Fathers Day Jokes in Time For Father’s Day

Have some fun. Send your father some Father’s Day jokes this Fathers Day 2011.

– Do fathers always snore? “No – only when they are asleep!”

– What did the father ghost say to the naughty baby ghost? “Spook when you’re spooken to!”

Poor Preacher
After the church service a little boy told the pastor, “When I grow up, I’m going to give you some money.”
“Well, thank you,” the pastor replied, “but why?” “Because my daddy says you’re one of the poorest preachers we’ve ever had.”

Read the Label
A three-year-old boy went with his father to see a litter of kittens.

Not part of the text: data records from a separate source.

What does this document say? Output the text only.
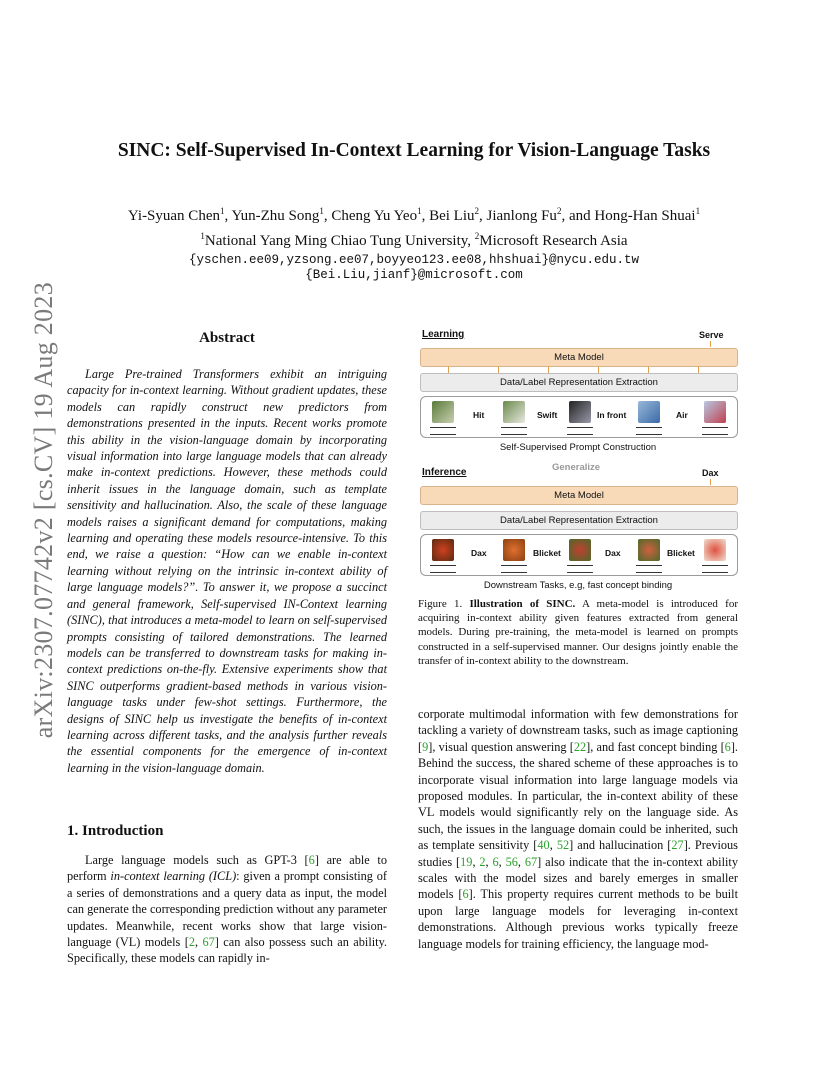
arXiv:2307.07742v2 [cs.CV] 19 Aug 2023
SINC: Self-Supervised In-Context Learning for Vision-Language Tasks
Yi-Syuan Chen$^1$, Yun-Zhu Song$^1$, Cheng Yu Yeo$^1$, Bei Liu$^2$, Jianlong Fu$^2$, and Hong-Han Shuai$^1$
$^1$National Yang Ming Chiao Tung University, $^2$Microsoft Research Asia
{yschen.ee09,yzsong.ee07,boyyeo123.ee08,hhshuai}@nycu.edu.tw
{Bei.Liu,jianf}@microsoft.com
Abstract

Large Pre-trained Transformers exhibit an intriguing capacity for in-context learning. Without gradient updates, these models can rapidly construct new predictors from demonstrations presented in the inputs. Recent works promote this ability in the vision-language domain by incorporating visual information into large language models that can already make in-context predictions. However, these methods could inherit issues in the language domain, such as template sensitivity and hallucination. Also, the scale of these language models raises a significant demand for computations, making learning and operating these models resource-intensive. To this end, we raise a question: “How can we enable in-context learning without relying on the intrinsic in-context ability of large language models?”. To answer it, we propose a succinct and general framework, Self-supervised IN-Context learning (SINC), that introduces a meta-model to learn on self-supervised prompts consisting of tailored demonstrations. The learned models can be transferred to downstream tasks for making in-context predictions on-the-fly. Extensive experiments show that SINC outperforms gradient-based methods in various vision-language tasks under few-shot settings. Furthermore, the designs of SINC help us investigate the benefits of in-context learning across different tasks, and the analysis further reveals the essential components for the emergence of in-context learning in the vision-language domain.

1. Introduction

Large language models such as GPT-3 [6] are able to perform in-context learning (ICL): given a prompt consisting of a series of demonstrations and a query data as input, the model can generate the corresponding prediction without any parameter updates. Meanwhile, recent works show that large vision-language (VL) models [2, 67] can also possess such an ability. Specifically, these models can rapidly in-

corporate multimodal information with few demonstrations for tackling a variety of downstream tasks, such as image captioning [9], visual question answering [22], and fast concept binding [6]. Behind the success, the shared scheme of these approaches is to incorporate visual information into large language models via proposed modules. In particular, the in-context ability of these VL models would significantly rely on the language side. As such, the issues in the language domain could be inherited, such as template sensitivity [40, 52] and hallucination [27]. Previous studies [19, 2, 6, 56, 67] also indicate that the in-context ability scales with the model sizes and barely emerges in smaller models [6]. This property requires current methods to be built upon large language models for leveraging in-context demonstrations. Although previous works typically freeze language models for training efficiency, the language mod-

Learning	Serve
Meta Model
Data/Label Representation Extraction
Hit	Swift	In front	Air
Self-Supervised Prompt Construction
Generalize
Inference	Dax
Meta Model
Data/Label Representation Extraction
Dax	Blicket	Dax	Blicket
Downstream Tasks, e.g, fast concept binding

Figure 1. Illustration of SINC. A meta-model is introduced for acquiring in-context ability given features extracted from general models. During pre-training, the meta-model is learned on prompts constructed in a self-supervised manner. Our designs jointly enable the transfer of in-context ability to the downstream.
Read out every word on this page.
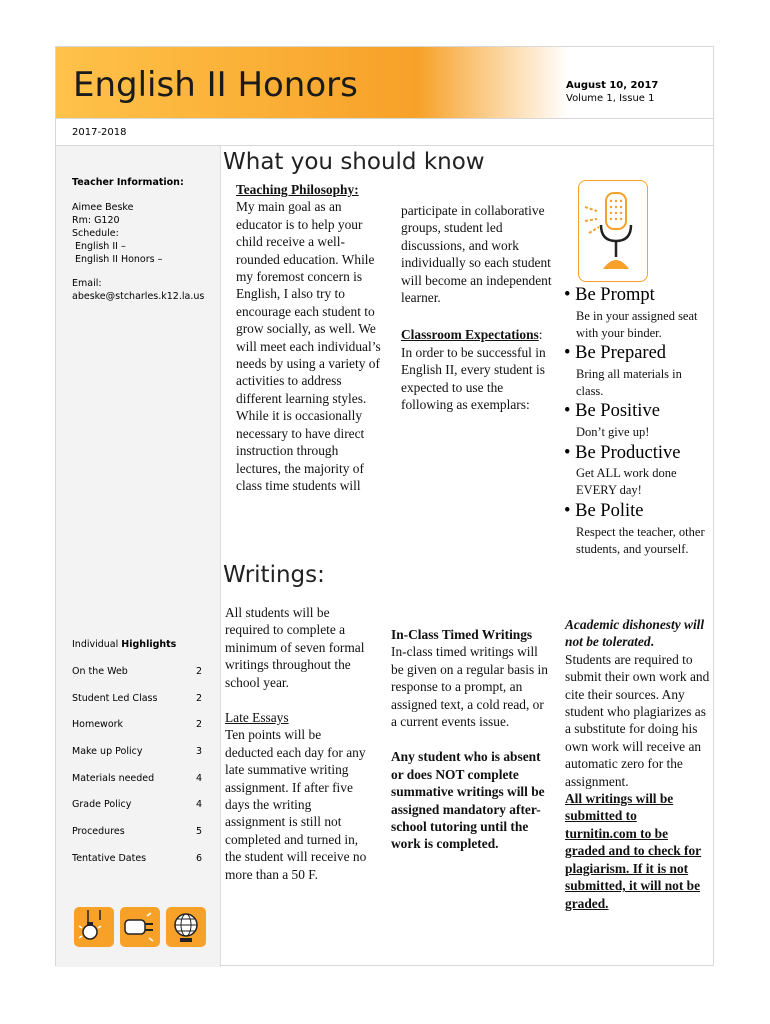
English II Honors	August 10, 2017
Volume 1, Issue 1
2017-2018
Teacher Information:
Aimee Beske
Rm: G120
Schedule:
English II –
English II Honors –
Email:
abeske@stcharles.k12.la.us
Individual Highlights
On the Web	2
Student Led Class	2
Homework	2
Make up Policy	3
Materials needed	4
Grade Policy	4
Procedures	5
Tentative Dates	6
What you should know
Teaching Philosophy:
My main goal as an educator is to help your child receive a well-rounded education. While my foremost concern is English, I also try to encourage each student to grow socially, as well. We will meet each individual’s needs by using a variety of activities to address different learning styles. While it is occasionally necessary to have direct instruction through lectures, the majority of class time students will
participate in collaborative groups, student led discussions, and work individually so each student will become an independent learner.
Classroom Expectations:
In order to be successful in English II, every student is expected to use the following as exemplars:
• Be Prompt
Be in your assigned seat with your binder.
• Be Prepared
Bring all materials in class.
• Be Positive
Don’t give up!
• Be Productive
Get ALL work done EVERY day!
• Be Polite
Respect the teacher, other students, and yourself.
Writings:
All students will be required to complete a minimum of seven formal writings throughout the school year.
Late Essays
Ten points will be deducted each day for any late summative writing assignment. If after five days the writing assignment is still not completed and turned in, the student will receive no more than a 50 F.
In-Class Timed Writings
In-class timed writings will be given on a regular basis in response to a prompt, an assigned text, a cold read, or a current events issue.
Any student who is absent or does NOT complete summative writings will be assigned mandatory after-school tutoring until the work is completed.
Academic dishonesty will not be tolerated.
Students are required to submit their own work and cite their sources. Any student who plagiarizes as a substitute for doing his own work will receive an automatic zero for the assignment.
All writings will be submitted to turnitin.com to be graded and to check for plagiarism. If it is not submitted, it will not be graded.
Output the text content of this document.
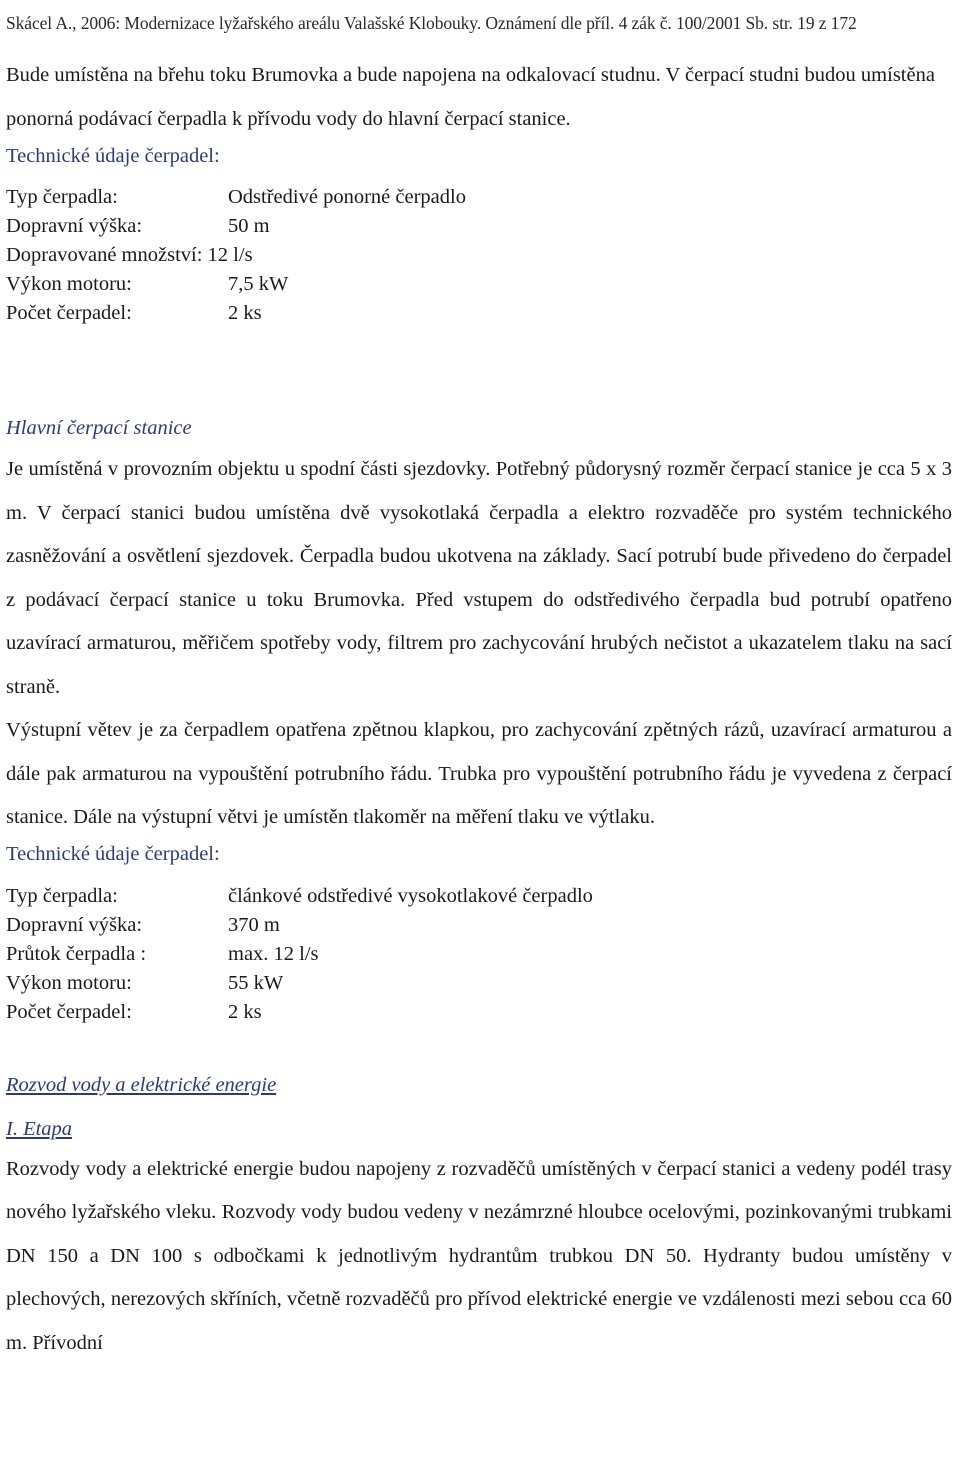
Skácel A., 2006: Modernizace lyžařského areálu Valašské Klobouky. Oznámení dle příl. 4 zák č. 100/2001 Sb. str. 19 z 172

Bude umístěna na břehu toku Brumovka a bude napojena na odkalovací studnu. V čerpací studni budou umístěna ponorná podávací čerpadla k přívodu vody do hlavní čerpací stanice.

Technické údaje čerpadel:

Typ čerpadla:	Odstředivé ponorné čerpadlo
Dopravní výška:	50 m
Dopravované množství: 12 l/s	
Výkon motoru:	7,5 kW
Počet čerpadel:	2 ks

Hlavní čerpací stanice

Je umístěná v provozním objektu u spodní části sjezdovky. Potřebný půdorysný rozměr čerpací stanice je cca 5 x 3 m. V čerpací stanici budou umístěna dvě vysokotlaká čerpadla a elektro rozvaděče pro systém technického zasněžování a osvětlení sjezdovek. Čerpadla budou ukotvena na základy. Sací potrubí bude přivedeno do čerpadel z podávací čerpací stanice u toku Brumovka. Před vstupem do odstředivého čerpadla bud potrubí opatřeno uzavírací armaturou, měřičem spotřeby vody, filtrem pro zachycování hrubých nečistot a ukazatelem tlaku na sací straně.

Výstupní větev je za čerpadlem opatřena zpětnou klapkou, pro zachycování zpětných rázů, uzavírací armaturou a dále pak armaturou na vypouštění potrubního řádu. Trubka pro vypouštění potrubního řádu je vyvedena z čerpací stanice. Dále na výstupní větvi je umístěn tlakoměr na měření tlaku ve výtlaku.

Technické údaje čerpadel:

Typ čerpadla:	článkové odstředivé vysokotlakové čerpadlo
Dopravní výška:	370 m
Průtok čerpadla :	max. 12 l/s
Výkon motoru:	55 kW
Počet čerpadel:	2 ks

Rozvod vody a elektrické energie

I. Etapa

Rozvody vody a elektrické energie budou napojeny z rozvaděčů umístěných v čerpací stanici a vedeny podél trasy nového lyžařského vleku. Rozvody vody budou vedeny v nezámrzné hloubce ocelovými, pozinkovanými trubkami DN 150 a DN 100 s odbočkami k jednotlivým hydrantům trubkou DN 50. Hydranty budou umístěny v plechových, nerezových skříních, včetně rozvaděčů pro přívod elektrické energie ve vzdálenosti mezi sebou cca 60 m. Přívodní
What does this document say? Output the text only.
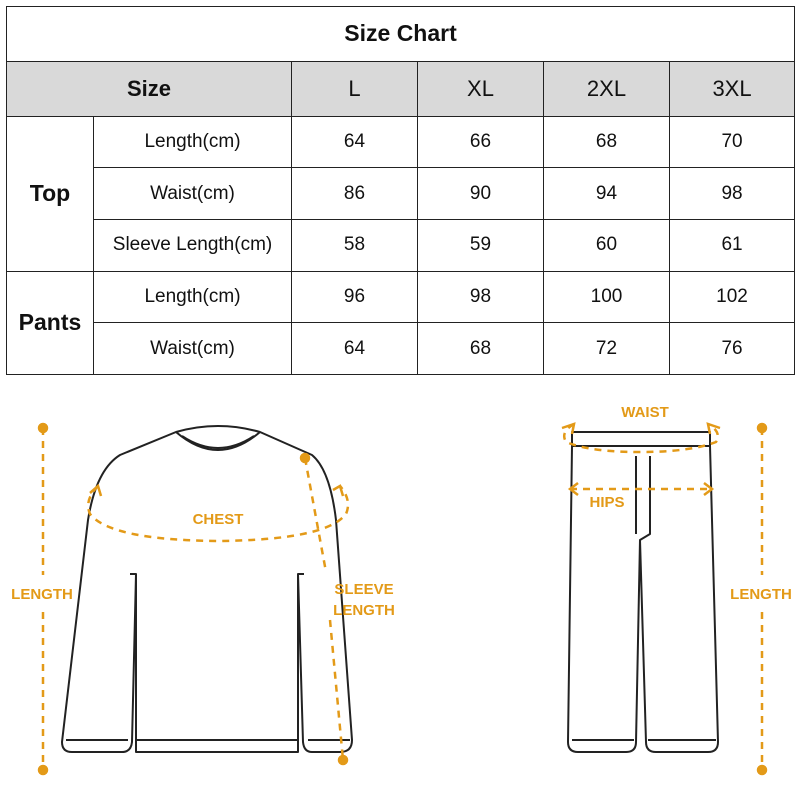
Size Chart					
Size		L	XL	2XL	3XL
Top	Length(cm)	64	66	68	70
	Waist(cm)	86	90	94	98
	Sleeve Length(cm)	58	59	60	61
Pants	Length(cm)	96	98	100	102
	Waist(cm)	64	68	72	76
LENGTH
CHEST
SLEEVE
LENGTH
WAIST
HIPS
LENGTH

On returning home, he breathlessly informed his mother that there were 2 boy kitties and 2 girl kitties. “How do you know?” his mother asked. “Daddy picked them up and looked underneath,” he replied, “I think it’s printed on the bottom.”

Glass of Water
“Daddy, Daddy, can I have another glass of water please?”
“But I’ve given you 10 glasses of water already!”
“Yes, but the bedroom is still on fire!”

Wrong Weapon
Nine-year-old Aaron came home from the playground with a bloody nose, black eye, and torn clothing. It was obvious he’d been in a bad fight and lost. While his father was patching him up, he asked his son what happened. “Well, Dad,” said Aaron, “I challenged Larry to a duel. And, you know, I gave him his choice of weapons.” “Uh-huh,” said the father, “that seems fair.” “I know, but I never thought he’d choose his sister!”